Mas promessa de Obama de reduzir emissões de gases esbarra em atraso americano após anos de negação da mudança climática
Especialistas elogiam as iniciativas que devem ainda reduzir a dependência de petróleo, mas não esperam grande mudança em 2009
Ao mencionar o desafio de "um planeta em perigo" como uma de suas prioridades no discurso de vitória da última terça-feira, Barack Obama deixou claro que acabou a era da negação da mudança climática global na Casa Branca.
No entanto oito anos de inação durante o governo Clinton e mais oito de franco retrocesso nessa área sob George W. Bush tornaram virtualmente impossível para os EUA cumprirem uma agenda ambiciosa de redução de emissões de gases-estufa na próxima década.
Isso significa que as políticas de clima e energia de Obama, por melhores que sejam, ainda estarão distantes do corte real de emissões necessário para livrar o mundo de um aquecimento maior do que 2C -potencialmente catastrófico- ao longo do século 21.
Pelo Protocolo de Kyoto, rejeitado por Bush, os EUA deveriam cortar 7% de suas emissões em relação aos níveis de 1990 até 2012. Nos últimos anos, no entanto, as emissões do país cresceram 14%. Hoje, a proposta mais radical em debate no Congresso, a chamada lei Lieberman/Warner/Boxer, fala em devolver as emissões ao nível de 1990 em 2020.
"Eu não esperaria uma lei final mais ambiciosa que essa", disse à Folha Elliot Diringer, do Centro Pew para Mudança Global do Clima e ex-porta-voz de Bill Clinton. "Esses números tampouco casam com a meta da União Européia, de 20% de redução abaixo do nível de 1990 em 2020."
Diringer e outros especialistas, no entanto, concordam que o sinal político dado por Obama para as negociações internacionais deve quebrar o impasse na construção de um acordo que amplie e substitua Kyoto após o fim de sua primeira fase, em 2012.

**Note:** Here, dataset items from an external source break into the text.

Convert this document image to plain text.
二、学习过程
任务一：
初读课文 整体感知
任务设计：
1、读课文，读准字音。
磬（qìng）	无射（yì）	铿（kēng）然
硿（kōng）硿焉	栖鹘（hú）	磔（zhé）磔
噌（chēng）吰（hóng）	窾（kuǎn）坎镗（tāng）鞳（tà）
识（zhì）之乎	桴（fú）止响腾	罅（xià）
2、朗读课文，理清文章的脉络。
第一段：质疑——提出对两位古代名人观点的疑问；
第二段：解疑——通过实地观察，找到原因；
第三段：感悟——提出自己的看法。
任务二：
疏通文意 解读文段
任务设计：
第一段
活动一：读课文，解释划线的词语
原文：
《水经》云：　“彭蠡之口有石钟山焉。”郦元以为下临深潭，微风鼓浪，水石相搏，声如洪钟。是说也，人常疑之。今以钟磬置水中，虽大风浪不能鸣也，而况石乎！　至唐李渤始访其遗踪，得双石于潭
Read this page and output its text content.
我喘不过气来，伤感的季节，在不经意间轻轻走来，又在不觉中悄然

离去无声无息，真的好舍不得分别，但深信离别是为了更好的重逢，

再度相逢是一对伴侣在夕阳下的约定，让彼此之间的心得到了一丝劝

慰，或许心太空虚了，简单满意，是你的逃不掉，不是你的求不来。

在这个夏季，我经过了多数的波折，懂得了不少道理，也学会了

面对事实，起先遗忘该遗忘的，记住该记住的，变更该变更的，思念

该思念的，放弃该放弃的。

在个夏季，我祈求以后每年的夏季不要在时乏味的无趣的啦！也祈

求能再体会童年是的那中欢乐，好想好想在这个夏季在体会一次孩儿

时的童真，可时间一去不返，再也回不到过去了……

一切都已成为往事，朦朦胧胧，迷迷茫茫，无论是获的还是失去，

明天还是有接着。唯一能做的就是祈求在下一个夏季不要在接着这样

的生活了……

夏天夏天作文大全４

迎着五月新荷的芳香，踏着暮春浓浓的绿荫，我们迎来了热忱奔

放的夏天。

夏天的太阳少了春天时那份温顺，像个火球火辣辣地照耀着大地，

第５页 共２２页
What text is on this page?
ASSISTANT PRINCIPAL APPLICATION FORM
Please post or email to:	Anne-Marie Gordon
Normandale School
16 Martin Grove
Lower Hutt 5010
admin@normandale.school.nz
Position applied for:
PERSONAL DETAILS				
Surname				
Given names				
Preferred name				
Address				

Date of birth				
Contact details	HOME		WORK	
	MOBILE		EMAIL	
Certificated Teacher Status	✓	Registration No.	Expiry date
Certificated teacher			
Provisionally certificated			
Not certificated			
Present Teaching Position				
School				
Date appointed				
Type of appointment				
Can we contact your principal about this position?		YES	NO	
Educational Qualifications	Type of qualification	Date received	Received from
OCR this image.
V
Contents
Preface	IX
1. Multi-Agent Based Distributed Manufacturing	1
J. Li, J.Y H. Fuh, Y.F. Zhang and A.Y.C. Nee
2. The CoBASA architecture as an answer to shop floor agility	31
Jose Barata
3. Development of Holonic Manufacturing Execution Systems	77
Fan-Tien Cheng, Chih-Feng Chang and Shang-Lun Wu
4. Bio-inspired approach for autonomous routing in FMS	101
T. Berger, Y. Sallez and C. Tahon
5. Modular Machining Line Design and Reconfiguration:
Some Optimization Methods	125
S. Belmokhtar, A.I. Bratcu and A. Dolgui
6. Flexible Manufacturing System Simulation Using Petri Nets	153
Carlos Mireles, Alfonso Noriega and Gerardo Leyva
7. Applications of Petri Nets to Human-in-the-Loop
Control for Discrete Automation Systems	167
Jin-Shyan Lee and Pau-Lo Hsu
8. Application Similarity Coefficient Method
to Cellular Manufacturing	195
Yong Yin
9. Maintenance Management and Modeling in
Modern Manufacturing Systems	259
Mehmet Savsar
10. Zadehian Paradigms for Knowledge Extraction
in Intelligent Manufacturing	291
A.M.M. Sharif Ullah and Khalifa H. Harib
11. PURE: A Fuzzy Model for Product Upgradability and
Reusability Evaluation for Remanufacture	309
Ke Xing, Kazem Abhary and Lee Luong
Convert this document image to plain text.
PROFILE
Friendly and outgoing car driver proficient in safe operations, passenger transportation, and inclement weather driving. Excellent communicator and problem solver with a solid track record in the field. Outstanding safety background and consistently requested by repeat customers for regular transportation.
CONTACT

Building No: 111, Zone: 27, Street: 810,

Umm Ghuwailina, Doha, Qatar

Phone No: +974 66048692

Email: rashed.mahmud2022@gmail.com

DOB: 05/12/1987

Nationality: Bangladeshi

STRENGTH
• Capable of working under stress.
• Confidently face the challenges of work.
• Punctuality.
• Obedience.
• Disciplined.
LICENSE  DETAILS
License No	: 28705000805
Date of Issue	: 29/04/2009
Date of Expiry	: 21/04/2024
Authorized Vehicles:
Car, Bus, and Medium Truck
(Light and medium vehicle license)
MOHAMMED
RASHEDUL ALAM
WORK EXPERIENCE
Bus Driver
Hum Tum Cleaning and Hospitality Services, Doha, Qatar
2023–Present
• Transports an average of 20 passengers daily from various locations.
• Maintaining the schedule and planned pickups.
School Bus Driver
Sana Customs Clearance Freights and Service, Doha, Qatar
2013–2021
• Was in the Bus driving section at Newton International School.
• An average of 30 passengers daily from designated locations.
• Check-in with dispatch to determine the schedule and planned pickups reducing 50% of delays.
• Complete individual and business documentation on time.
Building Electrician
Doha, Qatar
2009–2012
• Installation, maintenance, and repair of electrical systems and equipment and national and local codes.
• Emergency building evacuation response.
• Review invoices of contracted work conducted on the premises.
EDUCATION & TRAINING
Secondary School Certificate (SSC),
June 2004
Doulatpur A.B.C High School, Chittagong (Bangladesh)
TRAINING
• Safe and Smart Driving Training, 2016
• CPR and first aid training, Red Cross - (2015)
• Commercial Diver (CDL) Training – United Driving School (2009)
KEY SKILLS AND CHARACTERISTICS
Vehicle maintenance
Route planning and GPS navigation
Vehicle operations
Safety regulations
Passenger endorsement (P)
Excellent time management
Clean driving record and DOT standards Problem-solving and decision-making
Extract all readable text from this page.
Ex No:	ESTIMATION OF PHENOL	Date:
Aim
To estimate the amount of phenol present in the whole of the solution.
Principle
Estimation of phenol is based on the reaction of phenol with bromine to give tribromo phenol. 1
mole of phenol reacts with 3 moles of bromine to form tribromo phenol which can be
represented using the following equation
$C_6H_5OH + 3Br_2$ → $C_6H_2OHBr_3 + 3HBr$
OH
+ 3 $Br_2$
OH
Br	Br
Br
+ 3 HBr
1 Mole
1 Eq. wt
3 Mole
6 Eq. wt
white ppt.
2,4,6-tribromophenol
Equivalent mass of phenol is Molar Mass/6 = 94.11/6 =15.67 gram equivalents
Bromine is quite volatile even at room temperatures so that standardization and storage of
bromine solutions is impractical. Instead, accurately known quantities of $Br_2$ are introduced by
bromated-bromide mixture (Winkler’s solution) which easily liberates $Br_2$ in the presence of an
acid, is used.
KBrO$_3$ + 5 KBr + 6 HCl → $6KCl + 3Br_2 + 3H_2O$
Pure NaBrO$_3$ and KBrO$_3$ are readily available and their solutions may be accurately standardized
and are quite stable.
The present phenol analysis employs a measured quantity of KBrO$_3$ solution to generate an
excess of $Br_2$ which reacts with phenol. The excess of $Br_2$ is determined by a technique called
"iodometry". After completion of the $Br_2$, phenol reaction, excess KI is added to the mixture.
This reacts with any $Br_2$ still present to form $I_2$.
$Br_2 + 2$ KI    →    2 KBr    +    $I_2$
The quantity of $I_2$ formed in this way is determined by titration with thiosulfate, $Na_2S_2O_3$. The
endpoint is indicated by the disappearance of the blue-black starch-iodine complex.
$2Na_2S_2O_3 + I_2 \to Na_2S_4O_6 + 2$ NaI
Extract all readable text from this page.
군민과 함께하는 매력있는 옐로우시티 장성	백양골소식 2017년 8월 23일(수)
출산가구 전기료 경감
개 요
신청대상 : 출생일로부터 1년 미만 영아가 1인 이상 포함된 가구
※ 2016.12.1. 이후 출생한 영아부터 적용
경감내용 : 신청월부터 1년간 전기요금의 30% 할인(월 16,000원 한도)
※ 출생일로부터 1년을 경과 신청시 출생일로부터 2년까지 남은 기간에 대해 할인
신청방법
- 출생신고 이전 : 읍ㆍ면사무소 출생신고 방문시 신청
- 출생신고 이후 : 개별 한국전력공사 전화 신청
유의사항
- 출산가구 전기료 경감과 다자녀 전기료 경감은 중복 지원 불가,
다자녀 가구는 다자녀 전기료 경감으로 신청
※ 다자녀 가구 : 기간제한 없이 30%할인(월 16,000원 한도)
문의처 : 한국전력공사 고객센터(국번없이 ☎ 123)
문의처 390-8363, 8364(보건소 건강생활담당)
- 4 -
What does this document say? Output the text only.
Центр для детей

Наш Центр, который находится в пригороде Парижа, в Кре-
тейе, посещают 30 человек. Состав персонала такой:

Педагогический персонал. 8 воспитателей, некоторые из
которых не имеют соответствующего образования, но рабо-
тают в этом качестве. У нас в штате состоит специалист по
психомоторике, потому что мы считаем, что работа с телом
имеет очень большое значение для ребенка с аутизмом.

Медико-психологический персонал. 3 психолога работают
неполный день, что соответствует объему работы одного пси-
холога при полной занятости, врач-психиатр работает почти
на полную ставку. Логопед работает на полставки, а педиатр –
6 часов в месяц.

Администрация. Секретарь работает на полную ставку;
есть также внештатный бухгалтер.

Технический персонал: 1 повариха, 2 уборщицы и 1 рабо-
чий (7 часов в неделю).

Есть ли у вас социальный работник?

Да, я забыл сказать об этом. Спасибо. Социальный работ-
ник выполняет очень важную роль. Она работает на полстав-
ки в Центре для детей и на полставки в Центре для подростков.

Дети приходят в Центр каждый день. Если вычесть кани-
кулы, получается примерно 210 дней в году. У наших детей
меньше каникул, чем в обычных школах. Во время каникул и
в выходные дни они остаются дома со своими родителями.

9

Mesmo assim, diz, uma legislação definitiva no tema dificilmente sairá em 2009 -razão pela qual afirma ser improvável um acordo internacional substancial no ano que vem.
Liderança
"Com Obama eleito, minha esperança é que os EUA possam assumir um papel de liderança", disse o holandês Yvo de Boer, secretário-executivo da Convenção do Clima da ONU.
Obama angariou simpatia entre os ambientalistas e os líderes europeus ao prometer na campanha reduzir as emissões americanas "na quantidade que os cientistas dizem que é necessária": em 80% abaixo dos níveis de 1990 até 2050.
Para isso, quer colocar em vigor um esquema de comércio de emissões no qual as empresas ganham cotas de emissão anuais. Quem excedê-la leva uma multa pesada; quem ficar abaixo ganha o direito de vender créditos de carbono.
Mas o principal público do discurso de Obama na área de ambiente e energia é interno: uma de suas principais propostas é apelidada de "New Deal verde", que consiste em investir US$ 150 bilhões na criação de 5 milhões de empregos na área de energia limpa.
Outra promessa é economizar em petróleo, em dez anos, o equivalente àquilo que os EUA importam do Oriente Médio e da Venezuela: 4,3 milhões de barris por dia. O último corte dessa dimensão foi no choque do petróleo de 1973.
Obama espera assim matar de uma vez os três maiores coelhos de seu governo: tirar o país da crise econômica estimulando um setor no qual os EUA são competitivos (a indústria de base tecnológica), solucionar a crise do clima e livrar o país de sua assumida dependência de combustíveis sujos, que direta ou indiretamente o levou à lama do Iraque e do Afeganistão.